We had a great class the other night, and one topic we discussed really jumped out at me. So, I'm organizing my notes in hopes that a) I don't forget what I learned, and b) these notes can help someone else. We were discussing methodologies to return data from the file system at the logical and physical layers. Here's one set of procedures we followed:
1. Image the hard drive.
2. Create a time line (a two-step process):
a. For unix, run: fls -m / -r /path/to/file.img > /path/to/file.bodyfile
For windows, run: fls -m C: -r /path/to/file.img > /path/to/file.bodyfile
b. run mactime -d -b /path/to/file.bodyfile > /path/to/timeline_name.csv
(I'm partial to the "-d" switch to produce a time line that's in a csv format.)
3. As you search through the time line, you can look for orphaned and deleted fils. Note the ones you would like to potentially recover, and be sure to jot down the inodes associated with those files.

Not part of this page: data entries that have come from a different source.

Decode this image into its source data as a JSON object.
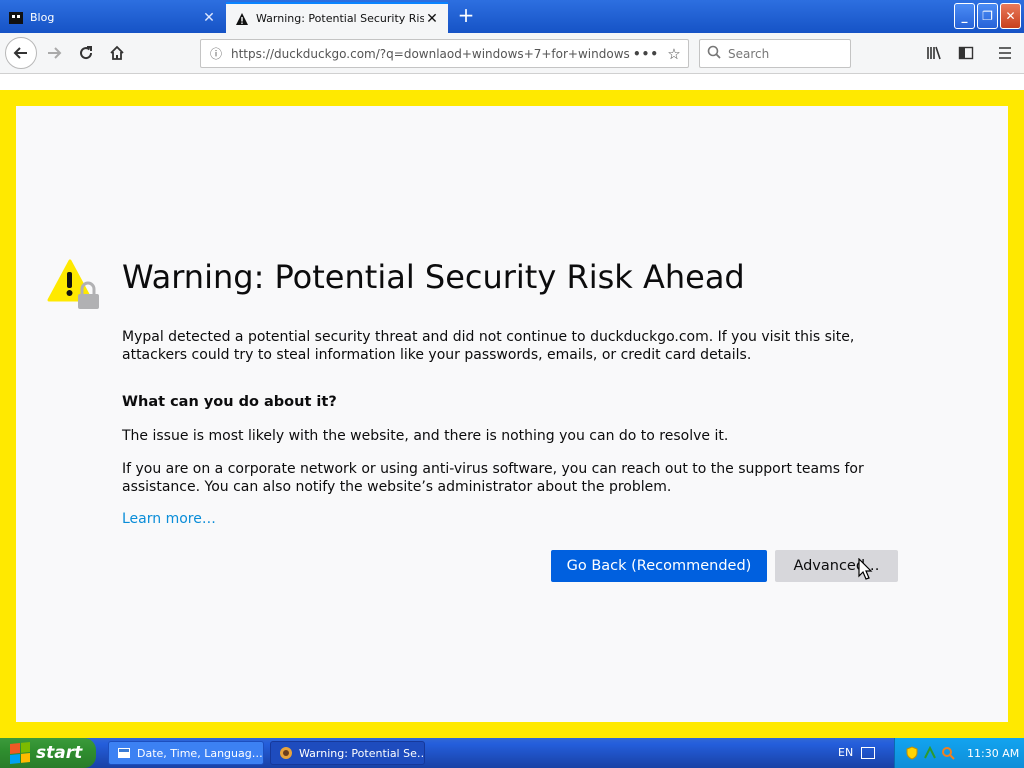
{
  "tabs": [
    {
      "title": "Blog",
      "active": false
    },
    {
      "title": "Warning: Potential Security Risk Ahead",
      "active": true
    }
  ],
  "navbar": {
    "url": "https://duckduckgo.com/?q=downlaod+windows+7+for+windows",
    "search_placeholder": "Search"
  },
  "page": {
    "heading": "Warning: Potential Security Risk Ahead",
    "intro": "Mypal detected a potential security threat and did not continue to duckduckgo.com. If you visit this site, attackers could try to steal information like your passwords, emails, or credit card details.",
    "subheading": "What can you do about it?",
    "para1": "The issue is most likely with the website, and there is nothing you can do to resolve it.",
    "para2": "If you are on a corporate network or using anti-virus software, you can reach out to the support teams for assistance. You can also notify the website’s administrator about the problem.",
    "learn_more": "Learn more…",
    "go_back_label": "Go Back (Recommended)",
    "advanced_label": "Advanced…"
  },
  "taskbar": {
    "start_label": "start",
    "tasks": [
      {
        "label": "Date, Time, Languag…"
      },
      {
        "label": "Warning: Potential Se…"
      }
    ],
    "language": "EN",
    "clock": "11:30 AM"
  },
  "colors": {
    "warning_border": "#ffe900",
    "primary_button": "#0060df",
    "link": "#0a8dd8"
  }
}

4. Run icat, passing the inode number: icat -r /path/to/file.img [inode_number] > unknown_file
5. run: file unknown_file -- this will give the file type (if it is determinable)
6. run: strings unknown_file -- this will show any of the readable strings in the file (send to a file if you need to do further investigation, or there is a lot of data.)
Cool, cool stuff. icat is part of The Sleuthkit.